DAI and MIM stablecoins are over collateralized with decentralized assets. This gives security in the event of a bank run, and provides more stability to keep the peg. However, it is hard to scale and over-collateralize hundreds of billions of dollars in stablecoins.
Then there are the algorithmic stable coins, like UST. There has been numerous algorithmic stable coins, but the vast majority of them have exploded in adverse market conditions. You may remember the Iron Titan fiasco that was pretty famous about a year ago. And now UST just lost its peg on May 9 and went from $0.99 to $0.06 in a matter of 4 days.
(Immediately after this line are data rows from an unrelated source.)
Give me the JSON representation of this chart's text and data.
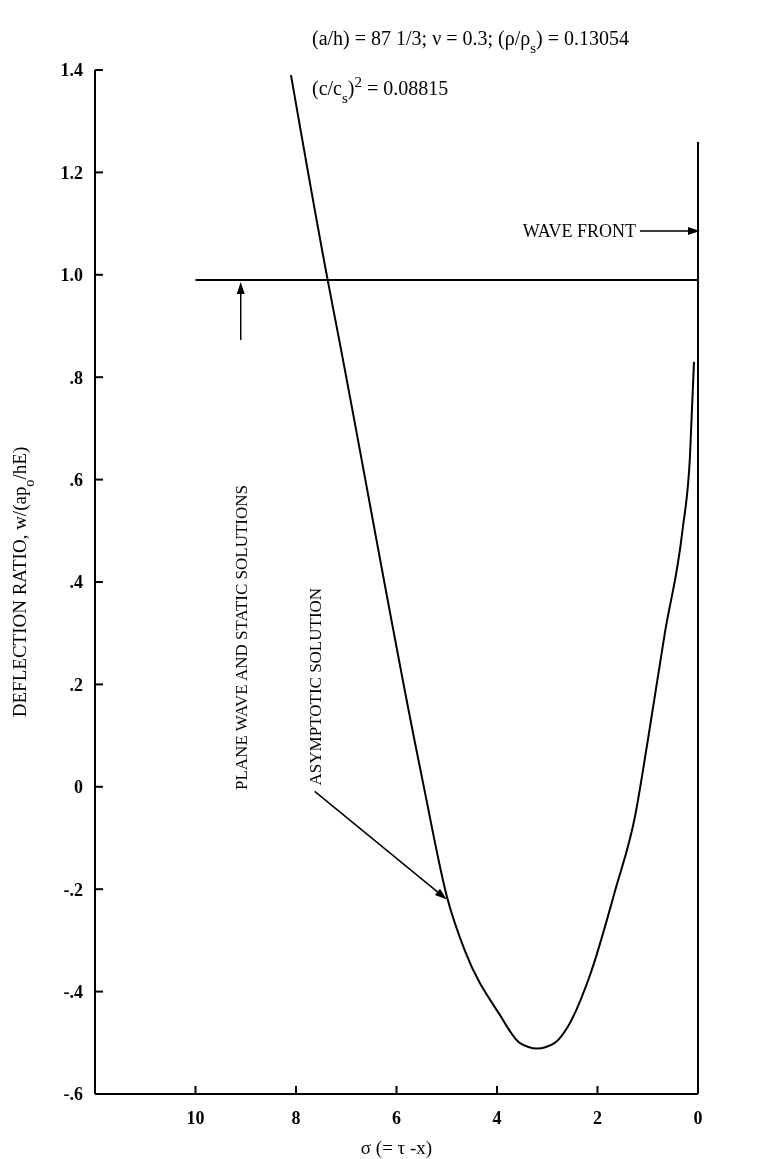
{
  "chart_data": {
    "type": "line",
    "xlabel": "σ (= τ  -x)",
    "ylabel": "DEFLECTION RATIO,  w/(ap$_{o}$/hE)",
    "xlim": [
      12,
      0
    ],
    "xticks": [
      10,
      8,
      6,
      4,
      2,
      0
    ],
    "ylim": [
      -0.6,
      1.4
    ],
    "yticks": [
      {
        "value": -0.6,
        "label": "-.6"
      },
      {
        "value": -0.4,
        "label": "-.4"
      },
      {
        "value": -0.2,
        "label": "-.2"
      },
      0,
      {
        "value": 0.2,
        "label": ".2"
      },
      {
        "value": 0.4,
        "label": ".4"
      },
      {
        "value": 0.6,
        "label": ".6"
      },
      {
        "value": 0.8,
        "label": ".8"
      },
      {
        "value": 1.0,
        "label": "1.0"
      },
      {
        "value": 1.2,
        "label": "1.2"
      },
      {
        "value": 1.4,
        "label": "1.4"
      }
    ],
    "grid": false,
    "marker": "none",
    "line_style": "solid",
    "series": [
      {
        "color": "#000000",
        "x": [
          8.1,
          7.37,
          7.17,
          5.64,
          5.44,
          4.99,
          4.64,
          3.94,
          3.55,
          3.2,
          2.85,
          2.6,
          2.15,
          1.65,
          1.25,
          1.0,
          0.66,
          0.31,
          0.16,
          0.08
        ],
        "values": [
          1.39,
          0.99,
          0.888,
          0.09,
          -0.008,
          -0.217,
          -0.32,
          -0.446,
          -0.5,
          -0.511,
          -0.5,
          -0.47,
          -0.368,
          -0.203,
          -0.056,
          0.09,
          0.3,
          0.5,
          0.645,
          0.83
        ]
      },
      {
        "color": "#000000",
        "x": [
          10,
          0
        ],
        "values": [
          0.99,
          0.99
        ]
      }
    ],
    "ref_lines": [
      {
        "axis": "x",
        "value": 0,
        "label": "WAVE FRONT",
        "color": "#000000"
      }
    ],
    "annotations": [
      "(a/h) = 87 1/3;     ν = 0.3;     (ρ/ρ$_{s}$) = 0.13054",
      "(c/c$_{s}$)$^{2}$ = 0.08815",
      "PLANE WAVE AND STATIC SOLUTIONS",
      "ASYMPTOTIC SOLUTION"
    ]
  }
}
Terra Luna | Anchor Protocol & UST
Terra may not be the best place to start with DeFi for beginners, because it is a little bit of an outlier in terms of ease of integration. If Terra station makes user experience intuitive enough at the levels of Metamask, they could certainly get more people on to use Terra.
There’s a lot of things in Terra that are specifically catered towards LUNA and UST, and not necessarily towards anything else
Terra has one key protocol – Anchor, which has an unsustainable yield of 20% on UST.
Terra literally put their money to pay other people to join Terra, which means they are paying to acquire users and capital to come on the blockchain. As entrepreneurs, they are trying to get as much capital as possible from other blockchains, as well as attract new money in Terra Luna.
Avalanche and Polygon did the same thing: they spent money to acquire users and bootstrap adoption across various ecosystems or at least grow their own ecosystem.
Is 20% a good risk-adjusted return? It certainly appeared so until the recent crush. Terra lost~86% of its value. It is unknown whether Terra will be able to rebuild the trust of its users and recover after the recent attack. Given the magnitude of the collapse, 20% yield will not be enough to convince some users to continue using the platform.
UST will reach its escape velocity when people in times of uncertainty are okay with running to UST because it’s a stable coin, much like they do now days with Tether or USDC. Clearly, we are not there yet.